Sevgili isimsiz yorumcu,
Madem ki yazismalar bu konuda, ben de karismadan duramadim. Bildiklerimi, ilave edeyim dedim. Varsa kabahatim affola.

Cumleye baslarken ve hitap ederken buyuk harf kullanmaniz gerekir ve Pinar ozel isim oldugu icin Pinar'in yazmaniz dogru olacaktir.

Sevgili Pinar, cumle icinde kullandigin bazi dahi anlaminda olanlar kacmis gozunden.

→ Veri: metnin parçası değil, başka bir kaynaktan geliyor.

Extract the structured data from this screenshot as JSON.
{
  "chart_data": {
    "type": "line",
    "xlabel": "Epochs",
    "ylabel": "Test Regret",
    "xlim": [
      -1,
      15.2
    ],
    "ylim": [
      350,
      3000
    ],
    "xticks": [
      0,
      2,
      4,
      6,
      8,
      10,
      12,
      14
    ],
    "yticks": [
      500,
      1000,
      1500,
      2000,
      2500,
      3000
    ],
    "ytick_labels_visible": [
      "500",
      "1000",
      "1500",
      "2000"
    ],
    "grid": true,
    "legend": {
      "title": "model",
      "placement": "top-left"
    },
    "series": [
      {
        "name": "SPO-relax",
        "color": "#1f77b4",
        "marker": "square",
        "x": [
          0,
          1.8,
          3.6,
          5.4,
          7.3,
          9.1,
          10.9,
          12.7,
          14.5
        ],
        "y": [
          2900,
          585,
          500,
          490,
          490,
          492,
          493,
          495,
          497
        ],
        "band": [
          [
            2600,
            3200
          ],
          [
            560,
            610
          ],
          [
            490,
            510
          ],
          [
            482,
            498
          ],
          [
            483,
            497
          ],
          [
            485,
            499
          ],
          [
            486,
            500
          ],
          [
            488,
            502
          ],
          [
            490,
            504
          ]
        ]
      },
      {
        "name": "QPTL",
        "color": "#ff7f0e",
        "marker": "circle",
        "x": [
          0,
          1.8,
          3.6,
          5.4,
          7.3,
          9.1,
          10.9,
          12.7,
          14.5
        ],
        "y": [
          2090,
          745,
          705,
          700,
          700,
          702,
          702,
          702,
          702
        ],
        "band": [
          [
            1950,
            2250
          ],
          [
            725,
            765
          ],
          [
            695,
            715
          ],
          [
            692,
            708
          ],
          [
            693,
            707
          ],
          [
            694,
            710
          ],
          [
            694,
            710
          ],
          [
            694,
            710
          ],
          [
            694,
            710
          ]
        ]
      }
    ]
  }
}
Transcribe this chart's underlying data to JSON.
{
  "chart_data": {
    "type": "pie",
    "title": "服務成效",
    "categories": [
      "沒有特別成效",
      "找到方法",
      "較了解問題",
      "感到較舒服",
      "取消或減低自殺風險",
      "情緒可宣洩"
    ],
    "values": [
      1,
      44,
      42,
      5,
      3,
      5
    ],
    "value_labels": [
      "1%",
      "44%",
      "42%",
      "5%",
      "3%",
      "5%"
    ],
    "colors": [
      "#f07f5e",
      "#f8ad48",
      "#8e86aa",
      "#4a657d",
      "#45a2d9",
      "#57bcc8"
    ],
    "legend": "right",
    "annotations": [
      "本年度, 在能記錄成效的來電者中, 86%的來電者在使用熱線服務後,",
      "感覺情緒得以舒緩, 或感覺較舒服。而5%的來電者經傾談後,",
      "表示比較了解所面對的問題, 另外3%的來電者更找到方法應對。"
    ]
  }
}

Ornek: "bu yuzden de" , "ederken de", "o zaman da", "ikiniz de", "ben de"

Berceste'nin yazarken, apostrof unutulmus.(Bu tepeden virgule de neden boyle bir isim vermislerse?)

Yayin olmasi lazim, yayim benim bildigim kadari ile dagitim anlaminda. Hatali isem beni de duzeltin lutfen.

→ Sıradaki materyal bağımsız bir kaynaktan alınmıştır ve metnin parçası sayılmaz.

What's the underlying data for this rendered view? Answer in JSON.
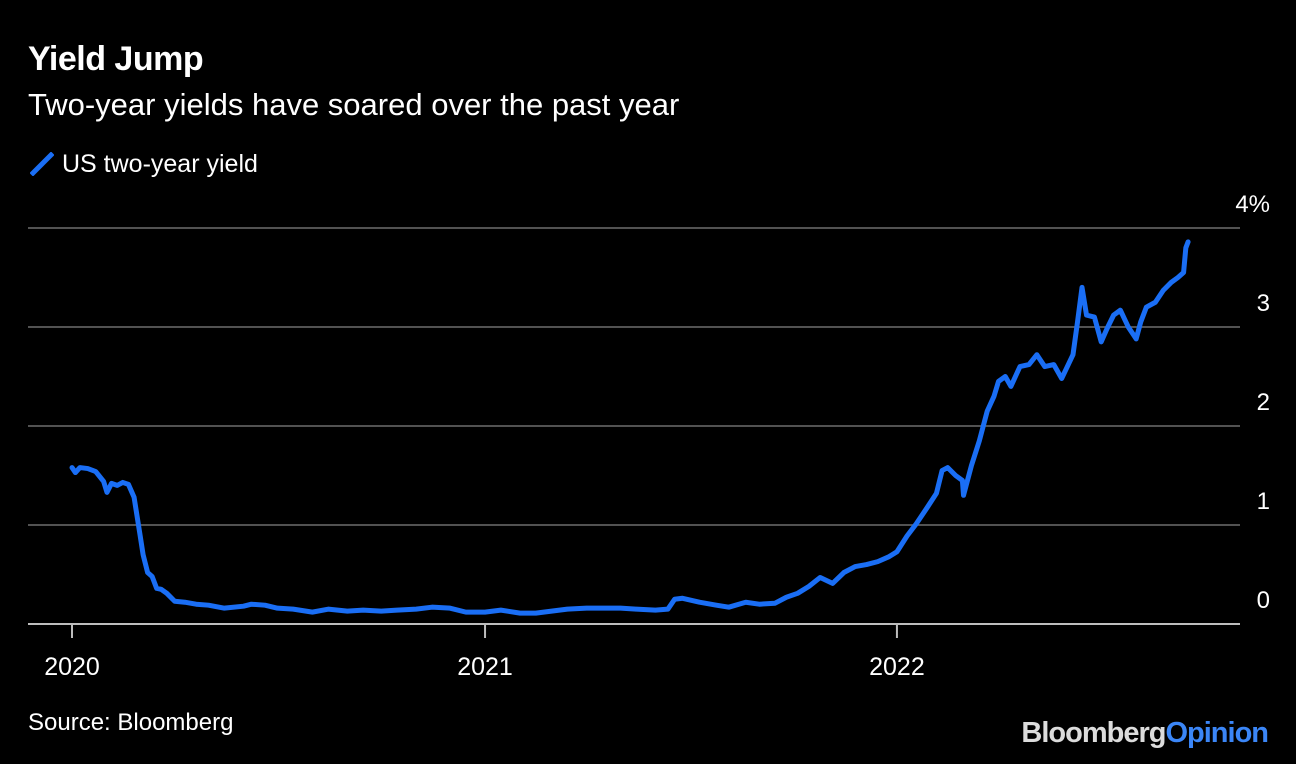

Bir de virgul konusu var. "Gercekten, mektup yazmiyoruz,..." dersen yani gercekten kelimesinden sonra virgul koyarsan, daha cok anlam kazanacaktir. Yazi icinde bu durumdan cok var, uykum agir bastigindan tek tek bulamiyorum. Ama kural, okurken, vurgulanarak yarim nefes alinmasi gereken yerlere ve tekrarlanan ayni kategorideki farkli kelimelerin arasina virgul konulmasidir diye bilirim ben. (Ornek: Pazardan elma, armut, portakal aldim.)

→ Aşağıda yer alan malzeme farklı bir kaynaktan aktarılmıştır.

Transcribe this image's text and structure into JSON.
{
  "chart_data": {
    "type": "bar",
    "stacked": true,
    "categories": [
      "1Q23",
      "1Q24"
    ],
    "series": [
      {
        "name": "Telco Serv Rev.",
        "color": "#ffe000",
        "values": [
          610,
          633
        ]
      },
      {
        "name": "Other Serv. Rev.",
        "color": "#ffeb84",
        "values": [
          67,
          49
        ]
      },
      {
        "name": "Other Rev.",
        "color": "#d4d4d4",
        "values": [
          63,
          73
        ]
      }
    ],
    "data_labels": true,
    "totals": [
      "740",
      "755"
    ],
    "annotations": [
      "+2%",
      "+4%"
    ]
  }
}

Ne yaziktir, muhendislik okurken, hele de benim gibi, kimya muhendisligi gibi bir bolumse okudugunuz, yazmadiginiz icin, imla kurallarinin kullanimini tumu ile unutuyorsunuz. Benim yakinda ilkokul defterlerimi bulup, onlari karistirmam gerekecek :)

Sevgiler...

Punto dedi ki...

Hepimiz ben de dahil dilimizin kurallarını iyi bilmiyoruz. Eşim Türkçe öğretmeni. Onun yardımı ile ben bir köşe açayım. Çok yapılan dil yanlışlarını belirteyim. İsteyen de yazılarını bu kuralların ışığında yazsın.Ne dersiniz?
Pınar Hanım'ın öğrenmeye açık samimiyetine ve mütevazi yaklaşımına karşı, üzerine gitmek yerine bir teşekkür borcumuzun da olduğunu unutmayalım.

Berceste dedi ki...

Harika olur Punto amca! Cunku, daha once de yazdigim gibi, muhendislik egitimi sirasinda, butun bildiklerimi de unuttum :(

Pinar'a yuklenmek degil, aman yanlis anlasilmasin. Pinar inanilmaz cici, cok tatli, bicir bicir bir arkadasimiz. Hem elinde, hem dilinde tarifine de pek uygun! O kafasina koydu ise kesin yapar. Bu isi kafasina takmasi, hepimizin sansi olur.

Pınarın Kulubesi dedi ki...

Merhabalar:)
bugün Türk Dil Kurumu'nun web sitesine girip yazım klavuzunu okudum. Çünkü, ilkokul defterimi bulmak çok zor benim için. Sonra blogdaki yazıma geçip yanlışlarımı düzelttim. Burada da güzel bir özet ile karşılaştım.
Berceste'ye çok teşekkür ediyorum. Beni tanımlaması ve bana olan inancı için.
Yanlış anlamak gibi bir durum kesinlikle olamaz. Benimle aynı çaba içerisinde olduğunuzu zaten görüyorum. Bu çaba içerisine beni de dahil ettiğiniz için tekrar teşekkür ederim.